Voorts heeft gedaagde verduidelijkt in zijn verweerschrift van 22 januari 2004 dat appellant in 2002 leed aan chronische rugklachten, terwijl spit een vorm van acute rugklachten is. De ziekmelding van augustus 2002 had dan ook geen betrekking op klachten volgend uit dezelfde oorzaak.
De Raad kent doorslaggevende betekenis toe aan laatstvermeld argument, temeer daar van de zijde van appellant geen medische gegevens zijn overgelegd die twijfel doen rijzen dat de ziekmelding van 26 augustus 2002 betrekking had op spit.
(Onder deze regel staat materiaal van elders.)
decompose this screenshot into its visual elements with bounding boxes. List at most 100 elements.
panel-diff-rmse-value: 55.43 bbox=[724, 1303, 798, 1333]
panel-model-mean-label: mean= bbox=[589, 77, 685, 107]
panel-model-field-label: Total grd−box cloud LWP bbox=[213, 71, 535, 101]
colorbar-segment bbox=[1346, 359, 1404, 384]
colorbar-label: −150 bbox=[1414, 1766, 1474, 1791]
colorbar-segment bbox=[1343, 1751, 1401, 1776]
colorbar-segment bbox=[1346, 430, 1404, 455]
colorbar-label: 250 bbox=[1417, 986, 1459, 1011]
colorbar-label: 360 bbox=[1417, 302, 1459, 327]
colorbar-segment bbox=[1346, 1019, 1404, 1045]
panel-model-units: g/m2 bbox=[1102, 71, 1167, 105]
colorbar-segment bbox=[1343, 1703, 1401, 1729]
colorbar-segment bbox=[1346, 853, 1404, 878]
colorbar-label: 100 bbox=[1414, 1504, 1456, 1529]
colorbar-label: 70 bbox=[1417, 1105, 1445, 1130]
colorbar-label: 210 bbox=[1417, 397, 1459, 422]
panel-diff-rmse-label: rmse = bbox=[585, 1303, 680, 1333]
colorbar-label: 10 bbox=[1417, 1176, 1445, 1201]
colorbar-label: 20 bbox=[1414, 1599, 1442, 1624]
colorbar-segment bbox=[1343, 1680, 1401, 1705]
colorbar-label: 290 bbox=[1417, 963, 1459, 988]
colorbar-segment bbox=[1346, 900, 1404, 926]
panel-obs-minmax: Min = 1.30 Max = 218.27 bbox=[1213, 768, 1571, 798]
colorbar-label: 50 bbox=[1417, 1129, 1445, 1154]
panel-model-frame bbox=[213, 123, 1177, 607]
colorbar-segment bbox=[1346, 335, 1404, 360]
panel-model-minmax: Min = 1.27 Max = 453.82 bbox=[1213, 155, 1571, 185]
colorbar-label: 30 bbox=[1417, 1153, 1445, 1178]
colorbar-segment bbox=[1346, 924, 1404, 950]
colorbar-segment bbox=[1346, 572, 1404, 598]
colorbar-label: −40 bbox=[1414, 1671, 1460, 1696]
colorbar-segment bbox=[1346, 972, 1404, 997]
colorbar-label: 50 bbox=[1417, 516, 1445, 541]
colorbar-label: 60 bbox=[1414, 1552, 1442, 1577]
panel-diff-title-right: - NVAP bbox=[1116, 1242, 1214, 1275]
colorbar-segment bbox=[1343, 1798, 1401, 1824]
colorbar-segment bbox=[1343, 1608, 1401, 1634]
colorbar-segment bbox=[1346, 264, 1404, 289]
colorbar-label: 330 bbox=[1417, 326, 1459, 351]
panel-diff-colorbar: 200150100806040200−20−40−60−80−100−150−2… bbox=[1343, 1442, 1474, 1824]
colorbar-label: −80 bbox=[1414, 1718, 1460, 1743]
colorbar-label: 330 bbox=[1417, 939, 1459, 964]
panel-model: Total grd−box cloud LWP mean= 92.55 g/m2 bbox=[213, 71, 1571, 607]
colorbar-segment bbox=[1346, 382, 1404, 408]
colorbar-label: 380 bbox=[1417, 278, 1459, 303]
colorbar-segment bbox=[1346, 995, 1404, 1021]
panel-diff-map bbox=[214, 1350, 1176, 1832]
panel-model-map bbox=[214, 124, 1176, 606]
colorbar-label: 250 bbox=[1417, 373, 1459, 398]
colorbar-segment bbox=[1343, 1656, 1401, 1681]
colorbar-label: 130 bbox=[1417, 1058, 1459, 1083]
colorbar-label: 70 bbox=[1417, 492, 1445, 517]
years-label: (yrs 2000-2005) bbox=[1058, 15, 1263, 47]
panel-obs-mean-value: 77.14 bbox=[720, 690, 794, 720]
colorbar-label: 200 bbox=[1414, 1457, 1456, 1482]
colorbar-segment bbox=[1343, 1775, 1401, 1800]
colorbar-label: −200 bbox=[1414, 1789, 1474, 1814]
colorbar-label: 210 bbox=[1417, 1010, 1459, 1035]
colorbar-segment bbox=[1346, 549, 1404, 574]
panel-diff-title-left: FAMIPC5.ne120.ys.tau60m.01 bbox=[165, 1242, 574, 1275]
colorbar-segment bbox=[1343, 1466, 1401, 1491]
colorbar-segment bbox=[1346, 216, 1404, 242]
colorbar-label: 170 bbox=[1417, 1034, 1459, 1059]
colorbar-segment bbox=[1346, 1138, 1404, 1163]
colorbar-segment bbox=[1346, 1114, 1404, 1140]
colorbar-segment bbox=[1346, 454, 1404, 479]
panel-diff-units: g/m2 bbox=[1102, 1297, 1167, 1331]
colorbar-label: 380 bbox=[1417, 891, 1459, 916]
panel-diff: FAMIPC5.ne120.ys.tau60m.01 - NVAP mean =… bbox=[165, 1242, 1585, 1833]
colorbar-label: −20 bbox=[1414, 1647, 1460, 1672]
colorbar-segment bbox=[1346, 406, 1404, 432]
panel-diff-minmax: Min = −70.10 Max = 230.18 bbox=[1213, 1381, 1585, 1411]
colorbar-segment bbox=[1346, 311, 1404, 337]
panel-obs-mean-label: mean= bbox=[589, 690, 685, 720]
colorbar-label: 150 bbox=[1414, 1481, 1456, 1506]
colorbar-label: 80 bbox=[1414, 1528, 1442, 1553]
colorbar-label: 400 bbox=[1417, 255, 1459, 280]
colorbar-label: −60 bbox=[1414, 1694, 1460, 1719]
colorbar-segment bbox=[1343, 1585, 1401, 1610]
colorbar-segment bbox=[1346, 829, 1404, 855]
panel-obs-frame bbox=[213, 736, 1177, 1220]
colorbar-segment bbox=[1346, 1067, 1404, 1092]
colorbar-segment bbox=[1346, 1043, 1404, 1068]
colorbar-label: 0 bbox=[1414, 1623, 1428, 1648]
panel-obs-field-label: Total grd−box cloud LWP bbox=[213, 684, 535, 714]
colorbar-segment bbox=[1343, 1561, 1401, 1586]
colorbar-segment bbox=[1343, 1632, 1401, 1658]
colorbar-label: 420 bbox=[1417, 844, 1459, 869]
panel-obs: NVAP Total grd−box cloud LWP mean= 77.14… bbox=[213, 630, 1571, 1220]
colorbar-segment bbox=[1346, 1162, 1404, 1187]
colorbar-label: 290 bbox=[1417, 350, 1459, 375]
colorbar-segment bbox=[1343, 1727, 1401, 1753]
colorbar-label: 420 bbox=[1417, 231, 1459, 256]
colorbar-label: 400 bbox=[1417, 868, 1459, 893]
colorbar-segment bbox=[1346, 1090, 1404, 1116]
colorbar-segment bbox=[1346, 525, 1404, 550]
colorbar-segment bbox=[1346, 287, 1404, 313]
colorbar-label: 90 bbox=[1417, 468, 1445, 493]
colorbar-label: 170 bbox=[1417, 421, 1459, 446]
In de door appellant overgelegde verklaringen van de huisarts van appellant, gedateerd 23 februari 2004, en van de revalidatie-arts van appellant van 20 oktober 2003 worden immers geen gegevens aangedragen die twijfel kunnen wekken aan het oordeel van gedaagdes verzekeringsartsen en deze verklaringen hebben bovendien betrekking op de situatie geruime tijd na datum in geding. Dat de verzekeringsarts appellant pas geruime tijd na de ziekmelding heeft gezien, staat er in de onderhavige zaak niet aan in de weg om de conclusies van deze arts te volgen.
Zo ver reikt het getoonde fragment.